Andrews replied that her facts were wrong, and went on to raise a question about her motives. He was not going to stand there, he said, and have false statements put to him so often that they might be made true by repetition.
This was a political response by Andrews provoked by what was clearly a politically motivated intervention on Credlin’s part.
Overt political partisanship breaks one of the promises that news journalism makes to society: that it is a method for seeking accurate information which, in news coverage, will be gathered and presented impartially.
However, Credlin is also capable of doing good journalism.

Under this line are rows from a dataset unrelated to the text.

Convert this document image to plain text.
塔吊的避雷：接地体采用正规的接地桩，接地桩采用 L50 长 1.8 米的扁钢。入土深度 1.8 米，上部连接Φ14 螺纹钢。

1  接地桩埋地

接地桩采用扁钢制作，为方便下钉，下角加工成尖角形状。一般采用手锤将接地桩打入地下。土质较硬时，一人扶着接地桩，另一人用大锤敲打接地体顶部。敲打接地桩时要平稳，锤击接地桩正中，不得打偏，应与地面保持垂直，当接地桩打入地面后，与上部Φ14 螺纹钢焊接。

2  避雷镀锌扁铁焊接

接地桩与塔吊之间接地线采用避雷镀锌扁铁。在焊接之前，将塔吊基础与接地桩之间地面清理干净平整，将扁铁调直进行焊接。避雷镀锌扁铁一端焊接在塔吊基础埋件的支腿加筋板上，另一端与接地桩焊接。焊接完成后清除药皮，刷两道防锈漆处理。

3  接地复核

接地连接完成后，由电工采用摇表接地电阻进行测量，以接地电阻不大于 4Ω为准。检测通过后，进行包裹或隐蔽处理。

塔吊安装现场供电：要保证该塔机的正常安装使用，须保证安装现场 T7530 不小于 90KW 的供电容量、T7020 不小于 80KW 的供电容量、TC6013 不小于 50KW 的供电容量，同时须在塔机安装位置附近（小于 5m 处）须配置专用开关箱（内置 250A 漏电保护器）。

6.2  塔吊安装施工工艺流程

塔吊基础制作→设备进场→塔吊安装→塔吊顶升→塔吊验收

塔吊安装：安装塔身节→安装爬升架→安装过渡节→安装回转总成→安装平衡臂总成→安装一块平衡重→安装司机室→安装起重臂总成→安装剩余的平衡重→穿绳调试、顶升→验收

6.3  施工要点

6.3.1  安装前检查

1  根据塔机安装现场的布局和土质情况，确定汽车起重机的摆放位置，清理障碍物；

She comes to the conferences equipped with background information, evidently acquired from thorough preparatory reading and a knowledge of public policy processes, and asks probing questions.
A good example was her questioning of Andrews about the provision of telephone records to the hotel quarantine inquiry. She asked a specific and important question about records of inbound telephone calls to the former chief commissioner of police, Graham Ashton.
Andrews replied that if the inquiry asked for these records, they would be provided.
Within a short period of time, the inquiry had indeed asked for them, and the secretary of the Department of Premier and Cabinet, Chris Eccles, had resigned, saying his records showed he had made a call to Ashton which he could not recall having made when he gave evidence to the inquiry.
Whether Credlin’s questioning had anything to do with this sequence of events is beside the point. What it showed was that she had a keen appreciation of a very important issue that had not otherwise been brought to light.
However, a problem also arises from the way Credlin deals with the inquiry in her Sky News segment.
For this purpose she has on occasion recruited some of the more outlandish screamers from Sky at night – Rowan Dean, Mark Latham, Alan Jones – and used them to generate a series of attacks of Andrews in highly partisan terms.
These have nothing whatever to do with journalism. They are just partisan tirades. The news content Credlin has elicited at the press conference, which surely deserves to be treated according to accepted standards of journalistic ethics, is instead used to fuel these attacks.
For at least the past 70 years, it has been an axiom of professional journalism that news reporting and commentary should be kept separate. In well-run newsrooms, this is still observed.
It is true that the line between the two never quite achieves what William Blake called “the hard and wiry line of rectitude”, but in good newsrooms it is clear enough for audiences to be able to distinguish news reportage from commentary.
This is another promise journalism makes to society.
Credlin’s presence at the Andrews press conference must be tolerated in the interests of a free press, but it changes the dynamics of those occasions by introducing a politically inspired combativeness that is otherwise absent.
And any journalistic good it does is tainted by the breaking of those professional promises and by its association with Sky at night, the antithesis of what journalism is about.
Denis Muller is a Senior Research Fellow in the Centre for Advancing Journalism at the University of Melbourne and a one-time associate editor of The Age.